The company has done really well to its shareholders over the past decade, compounding at 27.62%/year for its shareholders. This performance is unlikely to be repeated over the next decade.
This was due to the fact that popularity for its products was exploding, and the company was unveiling new premium products to satisfy consumer needs. Examples include the iPhone and the iPad. All of this resulted in massive growth in earnings per share from 32 cents in 2006 to $9.22/share in 2015. The company is expected to earn $8.25/share in 2016 and $9.02/share in 2017.

The company has increased dividends for 4 years in a row, since it initiated a quarterly dividend in 2012 at roughly 38 cents/share. The last dividend increase was in April 2016, when the company raised its quarterly dividend by 9.60% to 57 cents/share. After the latest string of dividend increases, many investors are wondering if Apple can become the next dividend growth darling to fill in their portfolios at a lower valuation than many other companies.

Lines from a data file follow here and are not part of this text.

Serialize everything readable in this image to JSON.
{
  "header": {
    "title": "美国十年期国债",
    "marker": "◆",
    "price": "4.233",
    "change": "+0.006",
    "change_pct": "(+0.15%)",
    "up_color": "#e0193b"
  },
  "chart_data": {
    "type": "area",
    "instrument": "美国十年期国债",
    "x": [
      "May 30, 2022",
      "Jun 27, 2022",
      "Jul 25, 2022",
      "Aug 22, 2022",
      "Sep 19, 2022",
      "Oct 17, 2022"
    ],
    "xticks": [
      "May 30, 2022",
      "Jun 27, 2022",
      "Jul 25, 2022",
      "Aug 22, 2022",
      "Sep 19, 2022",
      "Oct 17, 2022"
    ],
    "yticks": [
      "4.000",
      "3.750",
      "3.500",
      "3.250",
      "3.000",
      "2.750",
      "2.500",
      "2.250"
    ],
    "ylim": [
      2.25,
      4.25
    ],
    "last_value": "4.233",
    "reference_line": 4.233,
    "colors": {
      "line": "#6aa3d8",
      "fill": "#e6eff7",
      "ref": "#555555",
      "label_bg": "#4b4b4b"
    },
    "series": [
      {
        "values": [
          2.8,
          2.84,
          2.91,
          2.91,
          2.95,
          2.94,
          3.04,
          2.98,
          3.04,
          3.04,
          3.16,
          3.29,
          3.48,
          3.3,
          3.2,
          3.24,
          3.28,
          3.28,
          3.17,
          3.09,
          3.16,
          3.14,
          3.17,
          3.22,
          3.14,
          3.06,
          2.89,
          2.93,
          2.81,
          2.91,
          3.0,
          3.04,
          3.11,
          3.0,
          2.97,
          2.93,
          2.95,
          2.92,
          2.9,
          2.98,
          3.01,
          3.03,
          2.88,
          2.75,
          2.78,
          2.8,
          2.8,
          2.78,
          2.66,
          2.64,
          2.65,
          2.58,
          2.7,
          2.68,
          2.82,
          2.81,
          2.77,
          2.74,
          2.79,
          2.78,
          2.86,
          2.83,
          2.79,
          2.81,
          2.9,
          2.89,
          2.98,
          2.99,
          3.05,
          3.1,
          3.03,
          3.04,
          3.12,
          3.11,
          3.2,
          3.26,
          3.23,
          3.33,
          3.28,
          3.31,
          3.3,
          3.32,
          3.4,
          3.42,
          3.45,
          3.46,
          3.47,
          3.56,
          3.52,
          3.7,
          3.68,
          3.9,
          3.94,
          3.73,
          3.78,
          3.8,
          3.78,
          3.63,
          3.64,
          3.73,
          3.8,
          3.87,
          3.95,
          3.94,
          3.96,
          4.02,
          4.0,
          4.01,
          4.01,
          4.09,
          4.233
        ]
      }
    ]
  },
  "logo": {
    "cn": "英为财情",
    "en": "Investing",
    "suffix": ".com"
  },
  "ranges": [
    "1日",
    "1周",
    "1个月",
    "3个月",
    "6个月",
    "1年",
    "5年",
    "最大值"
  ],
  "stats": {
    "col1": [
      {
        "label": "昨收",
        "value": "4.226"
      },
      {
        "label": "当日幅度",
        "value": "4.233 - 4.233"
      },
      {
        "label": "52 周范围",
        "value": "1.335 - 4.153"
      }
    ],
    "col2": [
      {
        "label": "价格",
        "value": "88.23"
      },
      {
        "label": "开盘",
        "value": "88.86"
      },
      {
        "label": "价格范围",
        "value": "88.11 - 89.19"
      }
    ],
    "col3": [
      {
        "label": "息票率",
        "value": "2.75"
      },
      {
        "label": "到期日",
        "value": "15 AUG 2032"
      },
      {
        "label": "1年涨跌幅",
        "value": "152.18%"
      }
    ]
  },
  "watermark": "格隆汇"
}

The company is also working its way through a massive multi-billion dollars authorized share buyback plan, which could shrink the number of shares outstanding by a quarter. As a result of many innovative products that Apple has introduced, it is sitting on close to $231 billion in cash and cash investments and long-term investments. This is offset by a long-term debt of 68.9 billion. The net effect of that represents close to 26% of Apple’s stock market capitalization.  The downside is that the vast majority of Apple’s cash hoard is stashed abroad. This is also due to the fact that a little less than 2/3rds of its sales are coming from outside the US. Due to the onerous nature of US tax laws, US corporations are taxed on their worldwide income. However, as long as they keep foreign earnings abroad, they do not need to pay corporate taxes on income, which can run up as high as 35%. This is why companies like Apple keep their earnings abroad, and instead access domestic debt markets as a way to use that liquidity that is trapped overseas. It is cheaper for Apple to take debt and pay 1%/year on it, rather than pay a 35% tax on net income earned overseas if it chooses to repatriate it to the US.

According to reports I have been reading, Apple now has a brand which is supposedly more valuable than that of Coca-Cola.

To be honest, I am not a big fan of Apple as an investment. The reason is that I guess I just cannot forecast whether earnings per share will be sustainable over next 5 – 10 years, or they will plateau and go down. The future value of the business 15 – 20 years from now will be largely driven out of the profits that will be generated in 15 – 20 years. Given the competitive nature of the technology industry, and the rapid product obsolescence, it is more difficult to determine the sustainability of Apple’s earnings.